Community Articles

Find and share helpful community-sourced technical articles.
Labels (1)
avatar

Prerequisite:

  • Create an Account in S3 and get the AWS_ACCESS_KEY_ID and AWS_SECRET_ACCESS_KEY

AWS Command Line:

  • For the AWS command line to work have AWS_ACCESS_KEY_ID and AWS_SECRET_ACCESS_KEY configured in ~/.aws/credentials. Something like:
    • [default]
    • aws_access_key_id=$AWS_ACCESS_KEY_ID
    • aws_secret_access_key=$AWS_SECRET_ACCESS_KEY
  • You might also want to set the region and output in ~/.aws/config. Something like:
    • [default]
    • region=us-west-2
    • output=json

Steps:

  • Create a bucket in S3. You can create it online on Amazon Console ( CreatingABucket.html ) or using the command line like: aws s3 mb $BUCKET_NAME
  • Modify the below properties in core-site.xml:
    • fs.defaultFS to s3a://$BUCKET_NAME
    • fs.s3a.access.key to $AWS_ACCESS_KEY_ID
    • fs.s3a.secret.key to $AWS_SECRET_ACCESS_KEY
    • fs.AbstractFileSystem.s3a.imp to org.apache.hadoop.fs.s3a.S3A (HADOOP-11262)
  • You might also want to set the below property in tez-site.xml if you need to run some Example jobs:
    • tez.staging-dir to hdfs://$NN_HOST:8020/tmp/$user_name/staging (TEZ-3276)
    • hive.exec.scratchdir to hdfs://$NN_HOST:8020/tmp/hive (For running Hive on Tez)
  • Restart HDFS,YARN, MAPREDUCE2

You should now be able to use S3 as the Default FileSystem.

10,450 Views
Comments
avatar

Hi @Namit Maheshwari Setting fs.defaultFS permanently to s3a is not recommended.

avatar

Dominika: I need to add: S3 is not a real filesystem.
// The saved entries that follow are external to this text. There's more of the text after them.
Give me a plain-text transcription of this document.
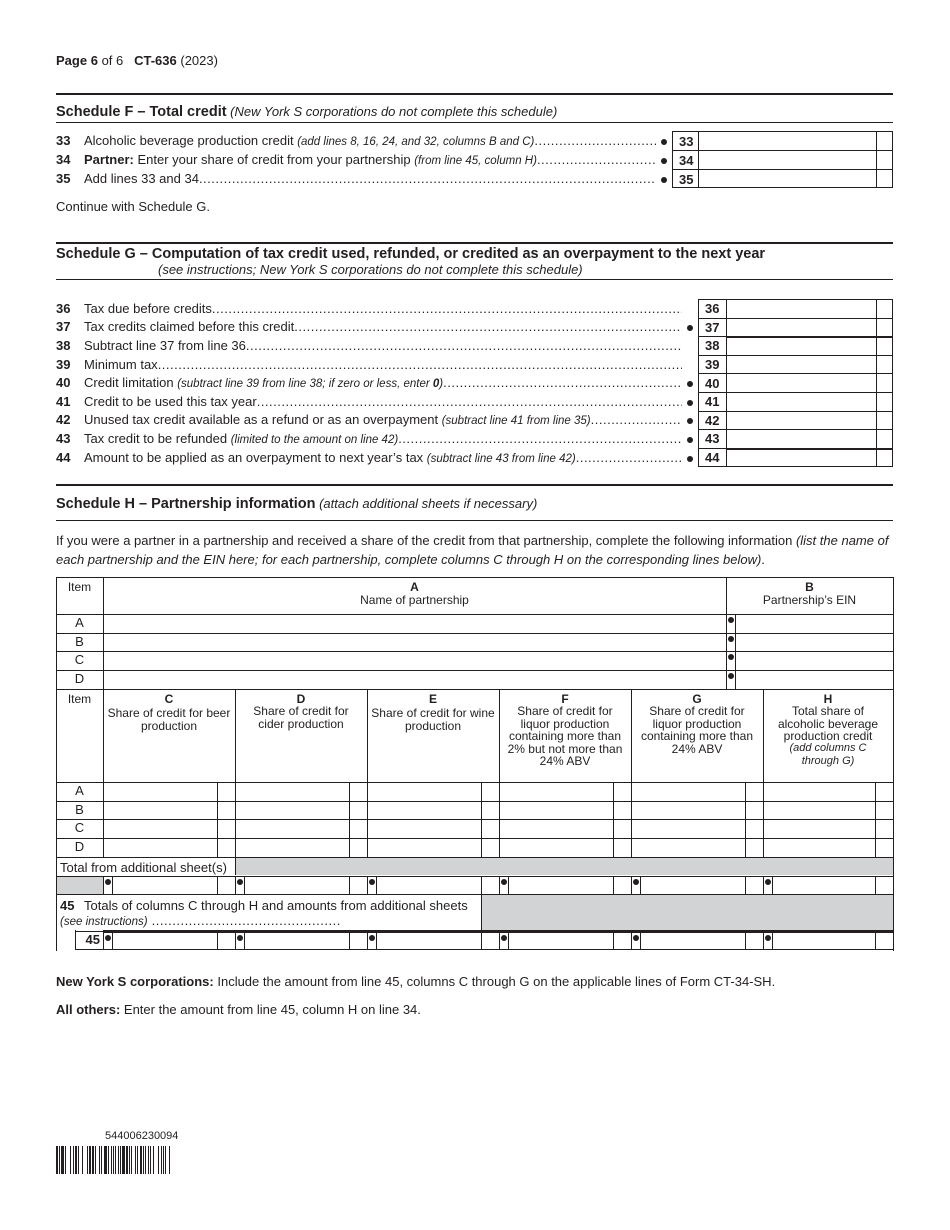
Page 6 of 6 CT-636 (2023)
Schedule F – Total credit (New York S corporations do not complete this schedule)
33	Alcoholic beverage production credit (add lines 8, 16, 24, and 32, columns B and C) .....	33
34	Partner: Enter your share of credit from your partnership (from line 45, column H) .....	34
35	Add lines 33 and 34 .....	35
Continue with Schedule G.
Schedule G – Computation of tax credit used, refunded, or credited as an overpayment to the next year
(see instructions; New York S corporations do not complete this schedule)
36	Tax due before credits .....	36
37	Tax credits claimed before this credit .....	37
38	Subtract line 37 from line 36 .....	38
39	Minimum tax .....	39
40	Credit limitation (subtract line 39 from line 38; if zero or less, enter 0) .....	40
41	Credit to be used this tax year .....	41
42	Unused tax credit available as a refund or as an overpayment (subtract line 41 from line 35) .....	42
43	Tax credit to be refunded (limited to the amount on line 42) .....	43
44	Amount to be applied as an overpayment to next year’s tax (subtract line 43 from line 42) .....	44
Schedule H – Partnership information (attach additional sheets if necessary)
If you were a partner in a partnership and received a share of the credit from that partnership, complete the following information (list the name of each partnership and the EIN here; for each partnership, complete columns C through H on the corresponding lines below).
Item	A
Name of partnership
B
Partnership’s EIN
A
B
C
D
Item	C
Share of credit for beer production
D
Share of credit for cider production
E
Share of credit for wine production
F
Share of credit for liquor production containing more than 2% but not more than 24% ABV
G
Share of credit for liquor production containing more than 24% ABV
H
Total share of alcoholic beverage production credit
(add columns C through G)
A
B
C
D
Total from additional sheet(s)
45 Totals of columns C through H and amounts from additional sheets (see instructions) ..............................................
45
New York S corporations: Include the amount from line 45, columns C through G on the applicable lines of Form CT-34-SH.
All others: Enter the amount from line 45, column H on line 34.
544006230094
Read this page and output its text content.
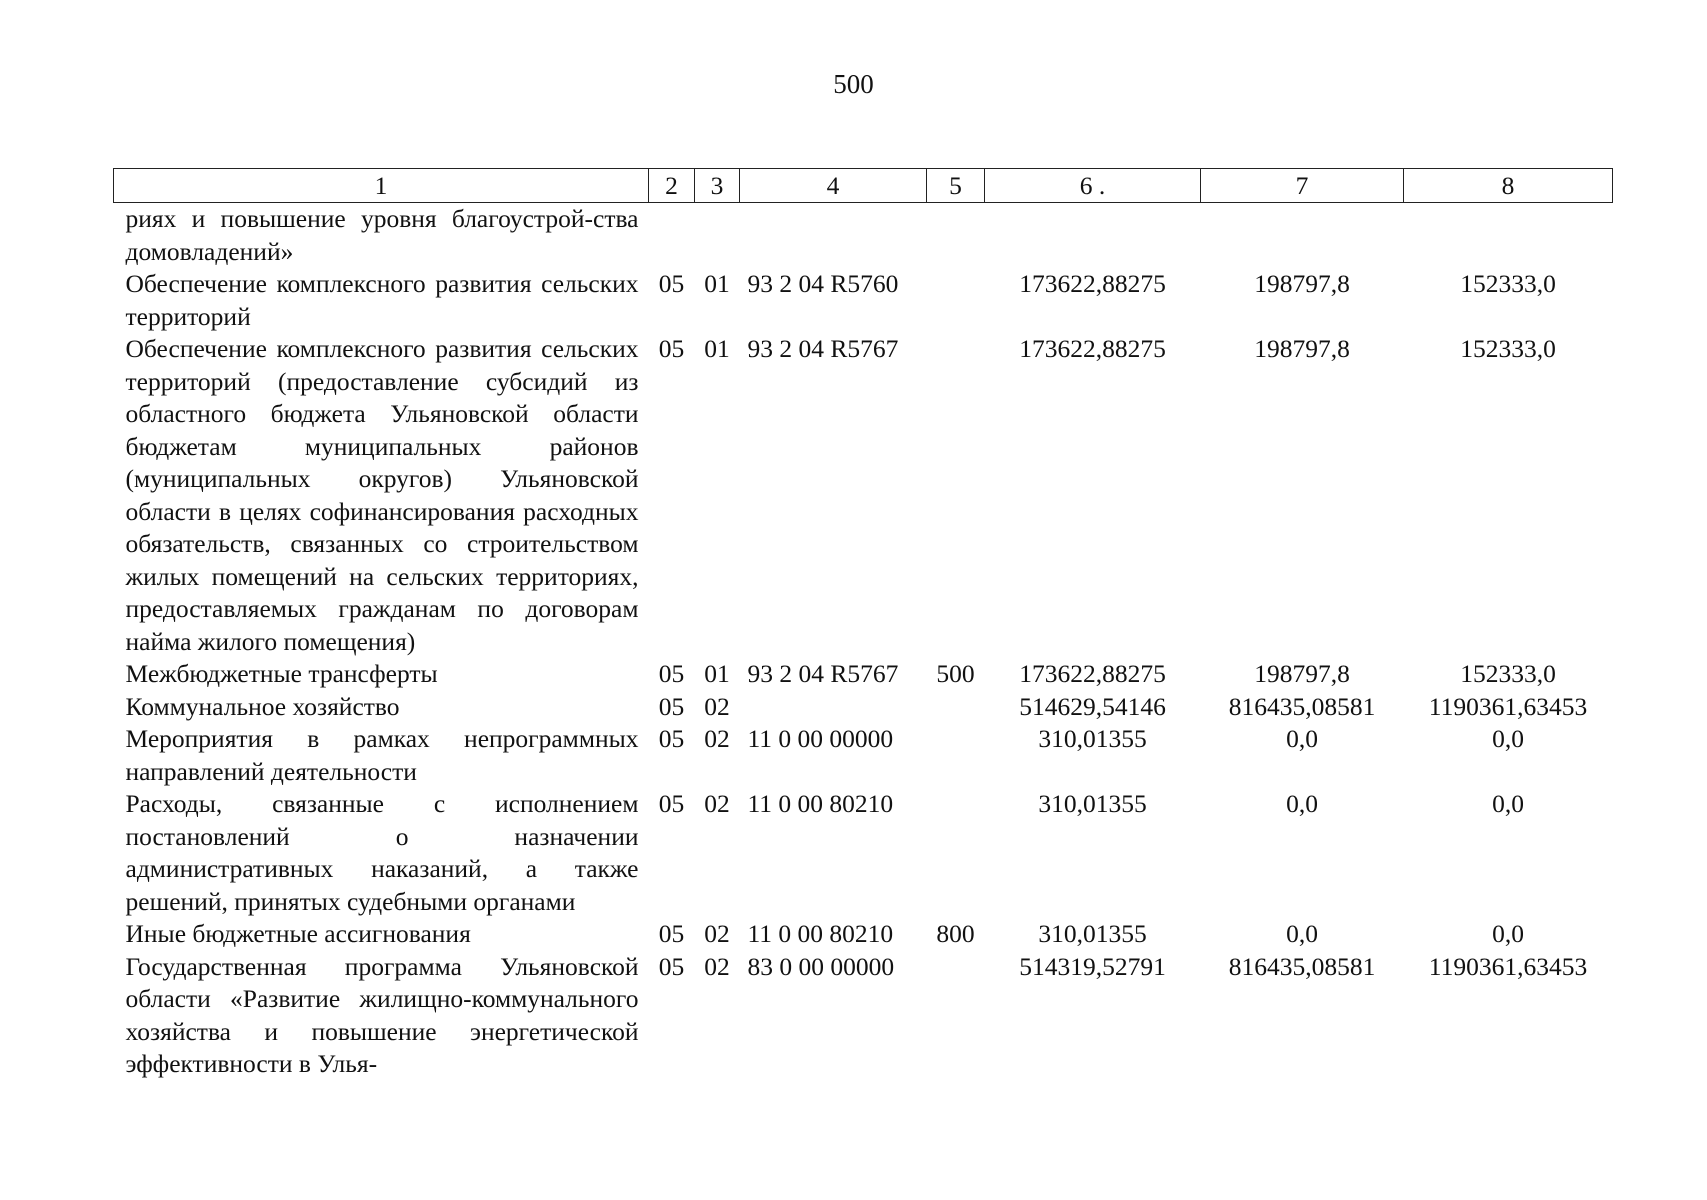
500
1	2	3	4	5	6 .	7	8
риях и повышение уровня благоустрой-ства домовладений»							
Обеспечение комплексного развития сельских территорий	05	01	93 2 04 R5760		173622,88275	198797,8	152333,0
Обеспечение комплексного развития сельских территорий (предоставление субсидий из областного бюджета Ульяновской области бюджетам муниципальных районов (муниципальных округов) Ульяновской области в целях софинансирования расходных обязательств, связанных со строительством жилых помещений на сельских территориях, предоставляемых гражданам по договорам найма жилого помещения)	05	01	93 2 04 R5767		173622,88275	198797,8	152333,0
Межбюджетные трансферты	05	01	93 2 04 R5767	500	173622,88275	198797,8	152333,0
Коммунальное хозяйство	05	02			514629,54146	816435,08581	1190361,63453
Мероприятия в рамках непрограммных направлений деятельности	05	02	11 0 00 00000		310,01355	0,0	0,0
Расходы, связанные с исполнением постановлений о назначении административных наказаний, а также решений, принятых судебными органами	05	02	11 0 00 80210		310,01355	0,0	0,0
Иные бюджетные ассигнования	05	02	11 0 00 80210	800	310,01355	0,0	0,0
Государственная программа Ульяновской области «Развитие жилищно-коммунального хозяйства и повышение энергетической эффективности в Улья-	05	02	83 0 00 00000		514319,52791	816435,08581	1190361,63453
You cannot safely use AWS S3 it as a replacement for HDFS without a metadata consistency layer, and even then the eventual consistency of S3 updates and deletes cause problems.

you can safely use it as a source of data. To use as a direct destination of work takes care: consult the documentation specific to the version of Hadoop you are using before trying to make S3 the default filesystem.

Special case: third party object stores with full consistency. The fact that directory renames are not atomic may still cause problems with commit algorithms and the like, but the risk of corrupt data in the absence of failures is gone.